I want to know what variables are important in my decision tree model.
I got the model by using train() of caret package. But the results for attribute usage are strange for fator variables.
Below is my code.
set.seed(123)
ctrl <- trainControl(method = "cv", classProbs = TRUE, summaryFunction=twoClassSummary)
mDt <- train(metS ~ ., data= df_train, method = "C5.0", metric="ROC", trControl = ctrl); mDt
I got the attribute usage by using C5imp(). (The results by using summary(mDt) were the same.)
C5imp(mDt$finalModel)
The attribute usage results are as follows:
- age 100.00
- BMI 100.00
- height 100.00
- weight 100.00
- job7 98.90
- piHeatScore 83.81
- dailyAlcoholIntake_final 82.96
- pi4.L 67.14
- familyIncome^9
- pi17.C 60.33
- pi6.C 59.72
- pi13.L 56.53
- ...
The strange thing is that one factor variable (e.g. 'pi4': Ord.factor w/ 5 levels "1"<"2"<"3"<"4"<"5") has multiple attribute usages. (e.g. 'pi4.L', 'pi4.Q', 'pi4.C', 'pi^4')
It's similar for unordered factors. For example, 'marriage' is a factor w/ 6 levels ("1","2","3","4","5","6"), and the attribute usages are shown for 'marriage2', 'marriage3', 'marriage4', 'marriage5', and 'marriage6'.
However, the results should be like the following:
(The results below were obtained by using C5.0() with same data.
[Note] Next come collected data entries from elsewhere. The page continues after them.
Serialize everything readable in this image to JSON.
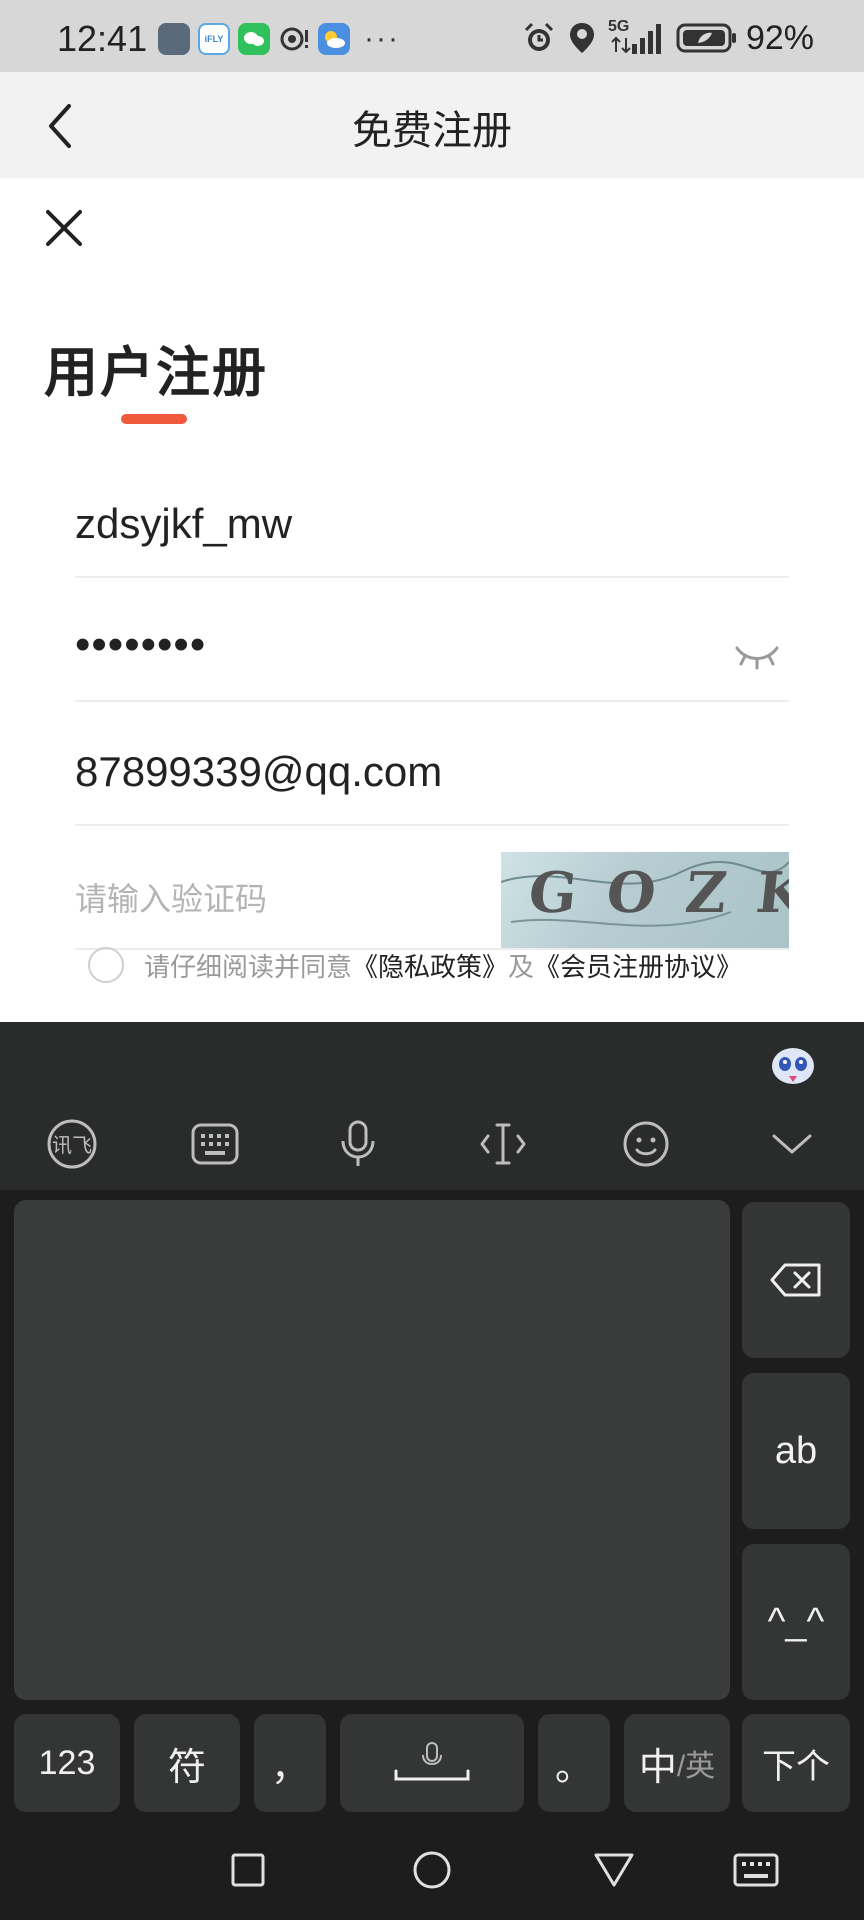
{
  "status_bar": {
    "time": "12:41",
    "app_icons": [
      "app-icon",
      "ifly-icon",
      "wechat-icon",
      "podcast-icon",
      "weather-icon"
    ],
    "more": "···",
    "network": "5G",
    "battery": "92%"
  },
  "title_bar": {
    "title": "免费注册"
  },
  "form": {
    "heading": "用户注册",
    "username": "zdsyjkf_mw",
    "password": "••••••••",
    "email": "87899339@qq.com",
    "captcha_placeholder": "请输入验证码",
    "captcha_text": "GOZK",
    "agree_prefix": "请仔细阅读并同意",
    "privacy_link": "《隐私政策》",
    "agree_and": "及",
    "member_link": "《会员注册协议》"
  },
  "keyboard": {
    "toolbar": [
      "ifly-logo-icon",
      "keyboard-layout-icon",
      "microphone-icon",
      "cursor-icon",
      "emoji-icon",
      "collapse-icon"
    ],
    "key_ab": "ab",
    "key_face": "^_^",
    "key_123": "123",
    "key_symbol": "符",
    "key_comma": "，",
    "key_period": "。",
    "key_lang_main": "中",
    "key_lang_sub": "/英",
    "key_next": "下个"
  },
  "colors": {
    "accent": "#ef5a3c",
    "keyboard_bg": "#1d1d1d",
    "key_bg": "#343535"
  }
}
One attribute usage is shown for one factor variable.)
mTemp <- C5.0(df_train[,-1], df_train$metS)
C5imp(mTemp)
- BMI 100.00
- age 32.37
- pi6 27.28
- pi13 16.92
- pi9 15.76
- job 9.07
- pi14 2.88
- ...
I think this is caused by a difference when applying C5.0 method by C5.0() and train().
I want to use train() of caret package, because it automatically applys cross validation etc.
Please help me.